Quote from: epsomraver on April 04, 2013, 05:04:24 PM
Quote from: Buffalo76 on April 04, 2013, 04:14:41 PM
Quote from: Forever Fulham on April 03, 2013, 08:49:11 PM
Guy goes into the doctor's office.  The doctor says, "I have bad news and really bad news."

The guy says, "Give me the really bad news first."

The doctor says, "You have cancer."

The guy says," "What's the bad news?"

The doctor says, "You have Alzheimer's."

The guy says, "Well it could be worse.  I could have cancer."

Quote from: BestOfBrede on April 04, 2013, 08:54:33 AM
I went to the Doctor about these terrible dreams I keep having...

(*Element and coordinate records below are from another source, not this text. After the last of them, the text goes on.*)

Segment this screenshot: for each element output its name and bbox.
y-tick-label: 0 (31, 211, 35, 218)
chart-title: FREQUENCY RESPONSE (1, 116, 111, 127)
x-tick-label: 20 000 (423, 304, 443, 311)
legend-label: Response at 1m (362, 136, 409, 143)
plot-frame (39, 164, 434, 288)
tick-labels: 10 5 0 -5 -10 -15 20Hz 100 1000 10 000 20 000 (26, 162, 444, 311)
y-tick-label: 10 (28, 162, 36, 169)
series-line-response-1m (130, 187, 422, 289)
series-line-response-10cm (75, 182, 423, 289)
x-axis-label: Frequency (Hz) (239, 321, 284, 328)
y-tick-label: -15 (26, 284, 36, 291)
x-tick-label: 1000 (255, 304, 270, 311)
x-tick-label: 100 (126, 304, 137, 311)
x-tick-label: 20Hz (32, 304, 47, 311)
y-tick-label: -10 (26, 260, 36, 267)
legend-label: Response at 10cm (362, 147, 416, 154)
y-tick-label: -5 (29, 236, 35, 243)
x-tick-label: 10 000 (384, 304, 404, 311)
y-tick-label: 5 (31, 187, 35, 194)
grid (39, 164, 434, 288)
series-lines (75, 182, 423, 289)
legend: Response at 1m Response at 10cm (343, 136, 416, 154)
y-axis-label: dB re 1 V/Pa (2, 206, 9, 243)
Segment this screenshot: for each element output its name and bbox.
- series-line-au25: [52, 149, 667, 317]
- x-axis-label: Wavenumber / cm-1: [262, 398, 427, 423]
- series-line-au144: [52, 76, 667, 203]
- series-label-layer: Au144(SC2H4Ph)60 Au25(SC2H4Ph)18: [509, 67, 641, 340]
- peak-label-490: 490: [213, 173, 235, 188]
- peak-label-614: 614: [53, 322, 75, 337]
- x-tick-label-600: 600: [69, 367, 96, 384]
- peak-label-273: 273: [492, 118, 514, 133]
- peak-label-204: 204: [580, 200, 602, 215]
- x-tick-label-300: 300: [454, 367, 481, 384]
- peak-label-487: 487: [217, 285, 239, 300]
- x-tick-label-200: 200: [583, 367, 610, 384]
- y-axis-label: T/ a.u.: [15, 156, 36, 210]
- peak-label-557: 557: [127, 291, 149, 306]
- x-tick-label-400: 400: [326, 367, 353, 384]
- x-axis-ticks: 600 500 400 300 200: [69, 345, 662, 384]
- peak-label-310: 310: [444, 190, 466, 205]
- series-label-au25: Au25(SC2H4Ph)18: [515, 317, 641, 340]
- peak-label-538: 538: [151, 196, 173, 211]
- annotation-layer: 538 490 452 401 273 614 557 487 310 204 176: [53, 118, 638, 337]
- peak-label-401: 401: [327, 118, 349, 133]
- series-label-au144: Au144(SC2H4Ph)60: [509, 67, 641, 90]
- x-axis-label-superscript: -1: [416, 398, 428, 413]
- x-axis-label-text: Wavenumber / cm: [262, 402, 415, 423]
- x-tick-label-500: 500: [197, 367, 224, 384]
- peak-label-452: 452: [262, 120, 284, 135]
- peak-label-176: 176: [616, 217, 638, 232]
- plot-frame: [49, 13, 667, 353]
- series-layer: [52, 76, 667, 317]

He said "What are the dreams about?"
"Well, there's these georgeous naked girls that keep coming at me and I push them away, but they still keep coming and I keep pushing them away", I replied
"Well", he said, "what do you want me to do about it?"

"Break my arms", I replied!



Good one. Keep em coming !

Or not, must be an American thing to find those jokes funny, always said they laugh at nothing!